HSA as a Retirement Plan: Beyond covering medical expenses, an HSA serves as an additional retirement savings avenue. Post the age of 65, withdrawals from an HSA can be used for any purpose, albeit subject to ordinary income taxes if not directed toward qualified medical expenses. This parallels the functionality of traditional retirement plans such as 401(k)s or IRAs. While annual contribution limits are lower than those for 401(k)s and IRAs, HSAs offer a valuable boost to retirement planning. Notably, catch-up contributions are permitted starting at age 55, allowing an extra $1,000 contribution.

However, withdrawals before age 65, used for non-qualified expenses, incur a 20 percent penalty, emphasizing the importance of strategic planning.

Investing Your HSA: When investing in an HSA, a prudent approach involves conservative investments until sufficient funds are accumulated to cover expected medical costs. Given the primary purpose of addressing high-deductible health plan expenses, maintaining a portion in cash, money-market funds, or low-risk investments is advisable initially. Once a comfortable reserve is established, the HSA can be treated like other retirement accounts. Building a diversified portfolio of stocks and bonds through mutual funds or ETFs is a common strategy. Index funds, providing low-cost diversified exposure to markets, are particularly popular. While some providers allow investment in individual stocks, this entails additional risks and requires thorough research.

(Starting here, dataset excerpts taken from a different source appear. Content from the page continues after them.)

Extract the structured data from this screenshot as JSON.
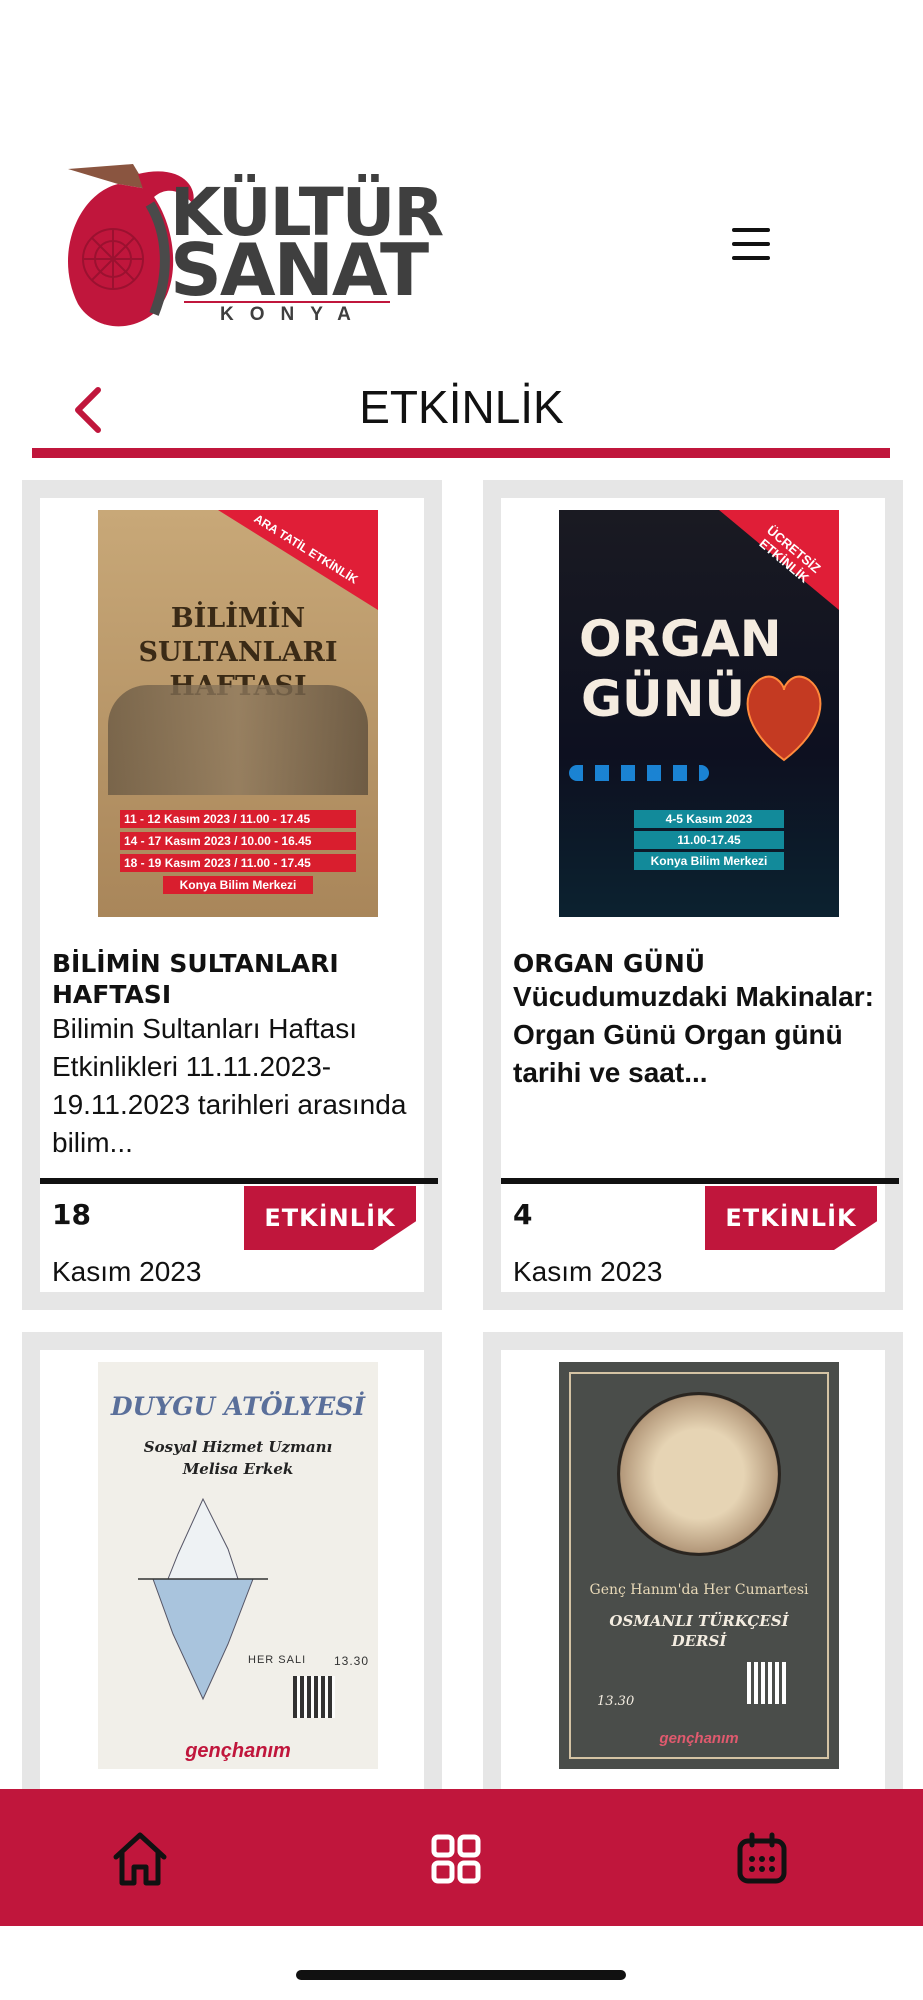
{
  "header": {
    "logo_line1": "KÜLTÜR",
    "logo_line2": "SANAT",
    "logo_line3": "KONYA",
    "menu_icon": "hamburger-icon"
  },
  "page": {
    "title": "ETKİNLİK",
    "back_icon": "chevron-left-icon"
  },
  "colors": {
    "accent": "#c0163c",
    "card_bg": "#e6e6e6"
  },
  "events": [
    {
      "title": "BİLİMİN SULTANLARI HAFTASI",
      "description": "Bilimin Sultanları Haftası Etkinlikleri 11.11.2023-19.11.2023 tarihleri arasında bilim...",
      "day": "18",
      "month": "Kasım 2023",
      "tag": "ETKİNLİK",
      "poster": {
        "corner": "ARA TATİL ETKİNLİK",
        "headline": "BİLİMİN SULTANLARI HAFTASI",
        "dates": [
          "11 - 12 Kasım 2023 / 11.00 - 17.45",
          "14 - 17 Kasım 2023 / 10.00 - 16.45",
          "18 - 19 Kasım 2023 / 11.00 - 17.45"
        ],
        "venue": "Konya Bilim Merkezi"
      }
    },
    {
      "title": "ORGAN GÜNÜ",
      "description": "Vücudumuzdaki Makinalar: Organ Günü Organ günü tarihi ve saat...",
      "day": "4",
      "month": "Kasım 2023",
      "tag": "ETKİNLİK",
      "poster": {
        "corner": "ÜCRETSİZ ETKİNLİK",
        "headline1": "ORGAN",
        "headline2": "GÜNÜ",
        "date": "4-5 Kasım 2023",
        "time": "11.00-17.45",
        "venue": "Konya Bilim Merkezi"
      }
    },
    {
      "poster": {
        "headline": "DUYGU ATÖLYESİ",
        "sub1": "Sosyal Hizmet Uzmanı",
        "sub2": "Melisa Erkek",
        "day": "HER SALI",
        "time": "13.30",
        "brand": "gençhanım"
      }
    },
    {
      "poster": {
        "line1": "Genç Hanım'da Her Cumartesi",
        "line2": "OSMANLI TÜRKÇESİ",
        "line3": "DERSİ",
        "time": "13.30",
        "brand": "gençhanım"
      }
    }
  ],
  "bottom_nav": [
    {
      "icon": "home-icon"
    },
    {
      "icon": "grid-icon"
    },
    {
      "icon": "calendar-icon"
    }
  ]
}
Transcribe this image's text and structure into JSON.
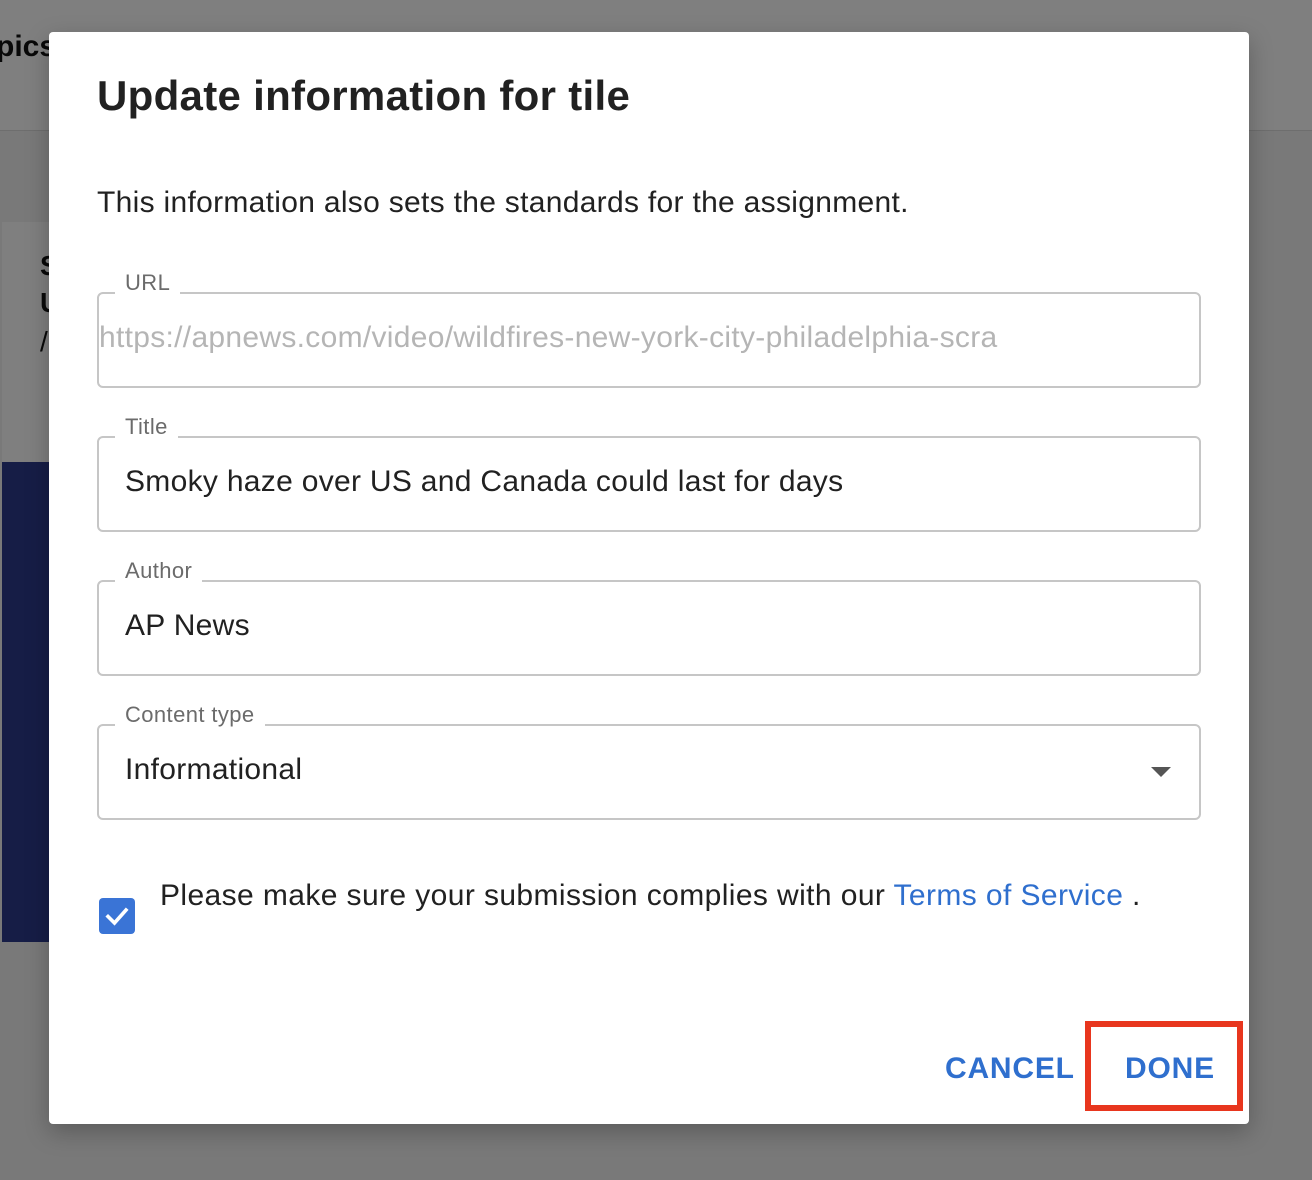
{
  "background": {
    "header_title": "pics",
    "card_lines": [
      "S",
      "U",
      "/"
    ],
    "card_image_color": "#2d3a8c"
  },
  "dialog": {
    "title": "Update information for tile",
    "description": "This information also sets the standards for the assignment.",
    "fields": {
      "url": {
        "label": "URL",
        "value": "https://apnews.com/video/wildfires-new-york-city-philadelphia-scra",
        "disabled": true
      },
      "title": {
        "label": "Title",
        "value": "Smoky haze over US and Canada could last for days"
      },
      "author": {
        "label": "Author",
        "value": "AP News"
      },
      "content_type": {
        "label": "Content type",
        "selected": "Informational",
        "icon": "chevron-down-icon"
      }
    },
    "consent": {
      "checked": true,
      "text_before": "Please make sure your submission complies with our ",
      "link_text": "Terms of Service",
      "text_after": " ."
    },
    "actions": {
      "cancel_label": "CANCEL",
      "done_label": "DONE"
    }
  },
  "colors": {
    "accent": "#2f6fce",
    "checkbox": "#3a74d6",
    "highlight": "#e8361e",
    "scrim": "rgba(0,0,0,0.5)"
  }
}
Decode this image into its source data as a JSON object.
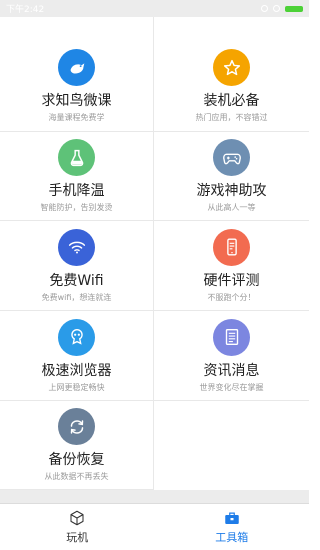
{
  "status_bar": {
    "time": "下午2:42"
  },
  "tools": [
    {
      "title": "求知鸟微课",
      "subtitle": "海量课程免费学",
      "icon": "bird-icon",
      "color": "#1f86e5"
    },
    {
      "title": "装机必备",
      "subtitle": "热门应用，不容错过",
      "icon": "star-icon",
      "color": "#f5a400"
    },
    {
      "title": "手机降温",
      "subtitle": "智能防护，告别发烫",
      "icon": "flask-icon",
      "color": "#5ec278"
    },
    {
      "title": "游戏神助攻",
      "subtitle": "从此高人一等",
      "icon": "gamepad-icon",
      "color": "#6e8fb2"
    },
    {
      "title": "免费Wifi",
      "subtitle": "免费wifi，想连就连",
      "icon": "wifi-icon",
      "color": "#3a63d8"
    },
    {
      "title": "硬件评测",
      "subtitle": "不服跑个分！",
      "icon": "phone-icon",
      "color": "#f26b50"
    },
    {
      "title": "极速浏览器",
      "subtitle": "上网更稳定畅快",
      "icon": "browser-icon",
      "color": "#2a9be8"
    },
    {
      "title": "资讯消息",
      "subtitle": "世界变化尽在掌握",
      "icon": "news-icon",
      "color": "#7c86e0"
    },
    {
      "title": "备份恢复",
      "subtitle": "从此数据不再丢失",
      "icon": "sync-icon",
      "color": "#6a8099"
    }
  ],
  "tabs": [
    {
      "label": "玩机",
      "icon": "box-icon",
      "active": false
    },
    {
      "label": "工具箱",
      "icon": "toolbox-icon",
      "active": true
    }
  ],
  "colors": {
    "tab_active": "#1e7ce8",
    "divider": "#e8e8e8",
    "background_gray": "#ececec"
  }
}
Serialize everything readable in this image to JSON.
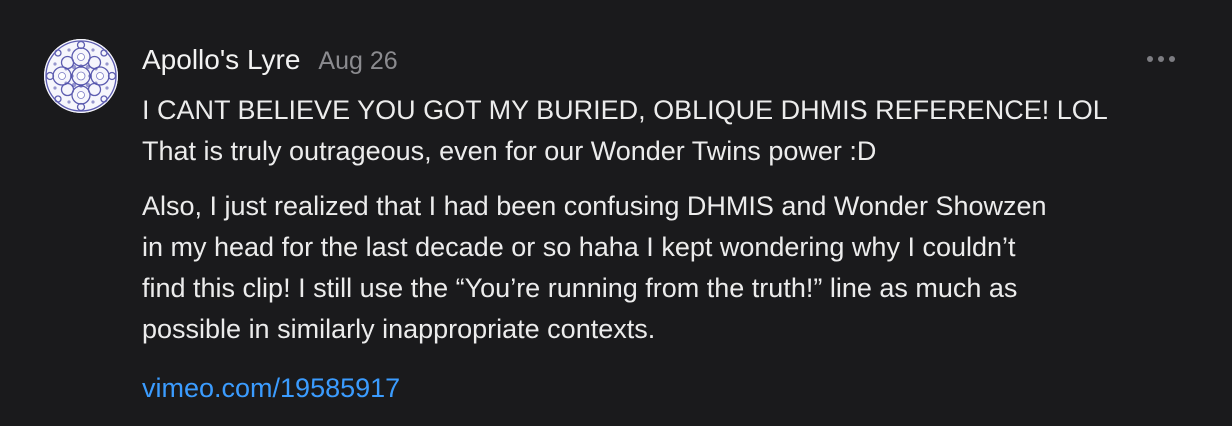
{
  "comment": {
    "author": "Apollo's Lyre",
    "date": "Aug 26",
    "avatar_icon": "fractal-circle-avatar-icon",
    "more_icon": "more-horizontal-icon",
    "paragraphs": [
      "I CANT BELIEVE YOU GOT MY BURIED, OBLIQUE DHMIS REFERENCE! LOL\nThat is truly outrageous, even for our Wonder Twins power :D",
      "Also, I just realized that I had been confusing DHMIS and Wonder Showzen\nin my head for the last decade or so haha I kept wondering why I couldn’t\nfind this clip! I still use the “You’re running from the truth!” line as much as\npossible in similarly inappropriate contexts."
    ],
    "link": "vimeo.com/19585917"
  },
  "colors": {
    "background": "#1a1a1c",
    "text": "#ececec",
    "muted": "#8b8b8f",
    "link": "#3b9cff"
  }
}
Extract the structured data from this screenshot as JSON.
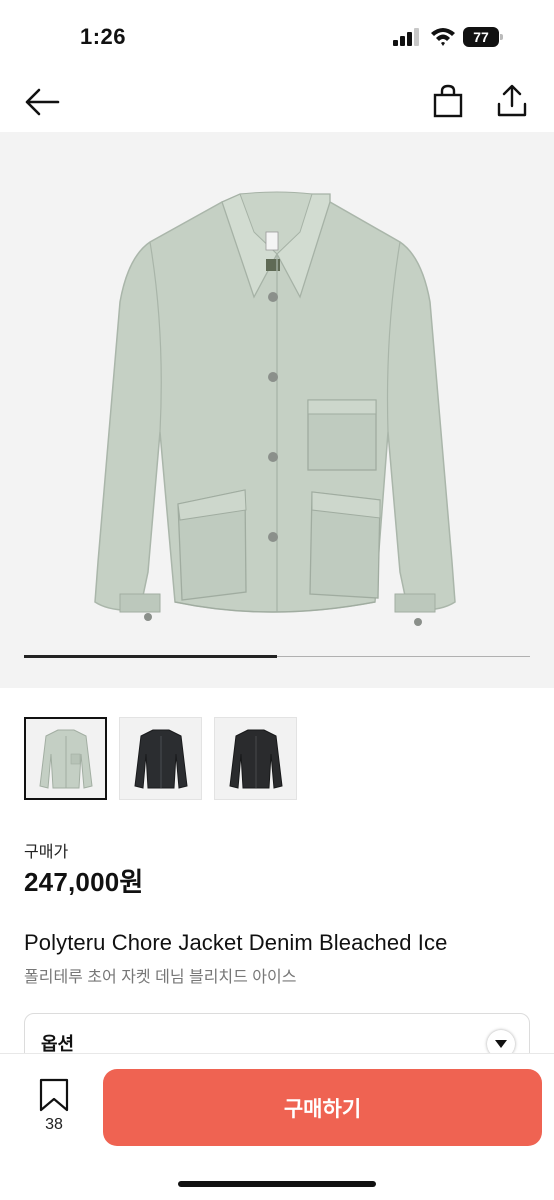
{
  "status_bar": {
    "time": "1:26",
    "battery_percent": "77",
    "icons": [
      "signal-icon",
      "wifi-icon",
      "battery-icon"
    ]
  },
  "nav": {
    "icons": [
      "back-arrow-icon",
      "shopping-bag-icon",
      "share-icon"
    ]
  },
  "hero": {
    "image": "mint bleached denim chore jacket",
    "carousel_progress": 0.5
  },
  "thumbnails": [
    {
      "name": "mint bleached denim jacket",
      "color": "#c4cfc4",
      "selected": true
    },
    {
      "name": "black denim jacket",
      "color": "#2b2d30",
      "selected": false
    },
    {
      "name": "black denim jacket alternate",
      "color": "#2a2b2d",
      "selected": false
    }
  ],
  "price": {
    "label": "구매가",
    "value": "247,000원"
  },
  "product": {
    "title_en": "Polyteru Chore Jacket Denim Bleached Ice",
    "title_ko": "폴리테루 초어 자켓 데님 블리치드 아이스"
  },
  "option": {
    "label": "옵션"
  },
  "bottom": {
    "bookmark_count": "38",
    "buy_label": "구매하기"
  },
  "colors": {
    "accent": "#ef6352",
    "jacket": "#c4cfc4",
    "hero_bg": "#f3f3f3"
  }
}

Bottom Line: In essence, HSAs offer a dual benefit of covering medical expenses and contributing to retirement savings. Tax advantages, flexibility in usage post-retirement age, and the potential for investment growth make HSAs a compelling tool for financial planning. Strategic investment choices aligned with individual risk tolerance and financial goals are crucial for maximizing the long-term benefits of an HSA. Always remember, due diligence and independent research are essential for making informed investment decisions, and past performance does not guarantee future results.